Les produits de la construction aéronautique et spatiale sont les principales exportations françaises vers les États-Unis, pour un montant de 9,7 Md€ en 2024. Il s'agit principalement de turboréacteurs, d'avions et de parties d'avions et de turboréacteurs.

Figurent en deuxième position, pour un montant de 4,1 Md€, les boissons, au sein desquelles prédominent les cognacs, vins et champagnes.

Viennent ensuite les produits pharmaceutiques, principalement constitués de médicaments avec 3,8 Md€ d'exportations, puis les produits du secteur du luxe tels que les parfums et cosmétiques, le cuir, les bagages et les chaussures ou bien encore les articles d'habillement.

En 2024, les importations de la France originaires des États-Unis ont représenté pour leur part 52,7 Md€, ce qui fait de ce pays le troisième fournisseur de la France, derrière la Chine (71,5 Md€) et l'Allemagne (86,4 Md€).

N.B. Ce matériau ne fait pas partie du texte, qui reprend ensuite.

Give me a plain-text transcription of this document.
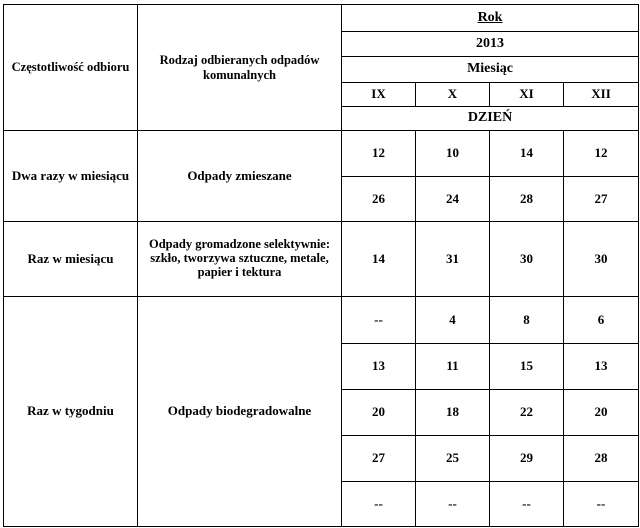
Częstotliwość odbioru	Rodzaj odbieranych odpadów komunalnych	Rok			
		2013			
		Miesiąc			
		IX	X	XI	XII
		DZIEŃ			
Dwa razy w miesiącu	Odpady zmieszane	12	10	14	12
		26	24	28	27
Raz w miesiącu	Odpady gromadzone selektywnie: szkło, tworzywa sztuczne, metale, papier i tektura	14	31	30	30
Raz w tygodniu	Odpady biodegradowalne	--	4	8	6
		13	11	15	13
		20	18	22	20
		27	25	29	28
		--	--	--	--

Principaux produits importés par la France originaires des États-Unis en 2024 (en milliards d'euros)

Source : DGDDI/DSECE

Les premiers produits importés par la France des États-Unis sont, pour 10,5 Md€ les hydrocarbures naturels (pétrole brut, gaz naturel liquéfié) et les produits pétroliers raffinés et coke pour 3,2 Md€. Représentant plus d'un quart du total importé en valeur, ces importations de produits énergétiques ont significativement augmenté par rapport à la période précédant la guerre en Ukraine (9 % en moyenne entre 2015 et 2022), en raison de la décision de cesser les approvisionnements auprès de la Russie.

Suivent ensuite, pour 11,2 Md€, les produits de la construction aéronautique et spatiale, très majoritairement constitués de turboréacteurs et de parties d'avions et de turboréacteurs. Tout comme les chiffres des exportations de la France vers les États-Unis, ces données montrent l'imbrication très forte des industries aéronautiques et spatiales entre les deux rives de l'Atlantique.

Les produits pharmaceutiques, principalement des médicaments et des produits immunologiques, représentent pour leur part un dixième des importations françaises.

La France est ainsi le onzième client des États-Unis, avec 2,1 % de leurs exportations, loin derrière le Canada (16,9 % des exportations américaines), le Mexique (16,2 % des exportations américaines) et la Chine (7 % des exportations américaines).

2. L'Allemagne, l'Italie et l'Irlande, des États membres beaucoup plus exposés que la France au marché américain

Comme rappelé supra, le solde de l'UE avec les États-Unis dans le domaine du commerce de biens se révèle nettement excédentaire, de près de 198 Md€ en 2024.

Cet excédent repose pour près de la moitié sur l'Allemagne (exportations vers les États-Unis de 161 Md€ de biens pour un solde positif de 93 Md€), qui dispose de fortes positions sur le marché américain dans les domaines de la pharmacie, de l'automobile, des machines et du matériel électrique.

Parmi les pays qui présentent également des excédents avec les États-Unis figurent l'Irlande (exportations vers les États-Unis de 72 Md€ de biens pour un solde positif de 51 Md€), principalement grâce au secteur de la pharmacie, et l'Italie (exportations vers les États-Unis de 65 Md€ de biens pour un solde positif de 38 Md€), grâce aux machines et aux industries agroalimentaires.

À l'inverse, les Pays-Bas et, de façon moins marquée, l'Espagne, enregistrent un déficit avec les États-Unis.

Solde commercial total de l'Union européenne, de l'Allemagne, de l'Irlande,
de l'Italie, du Danemark, de l'Espagne et des Pays-Bas avec les États-Unis en 2019 et en 2024

Source : Eurostat et DGDDI

Au vu de ces données, il apparaît donc que l'Allemagne, l'Italie et l'Irlande sont nettement plus exposées que la France au marché américain et auraient donc eu beaucoup plus à perdre qu'elle à une guerre commerciale prolongée avec les États-Unis.


* 34 Le déficit commercial de la France vis-à-vis des États-Unis a atteint cette année-là 13 milliards d'euros, les États-Unis ayant fourni la moitié des importations françaises en valeur de GNL. La part des importations de GNL en provenance des États-Unis représente désormais un tiers du GNL importé par la France.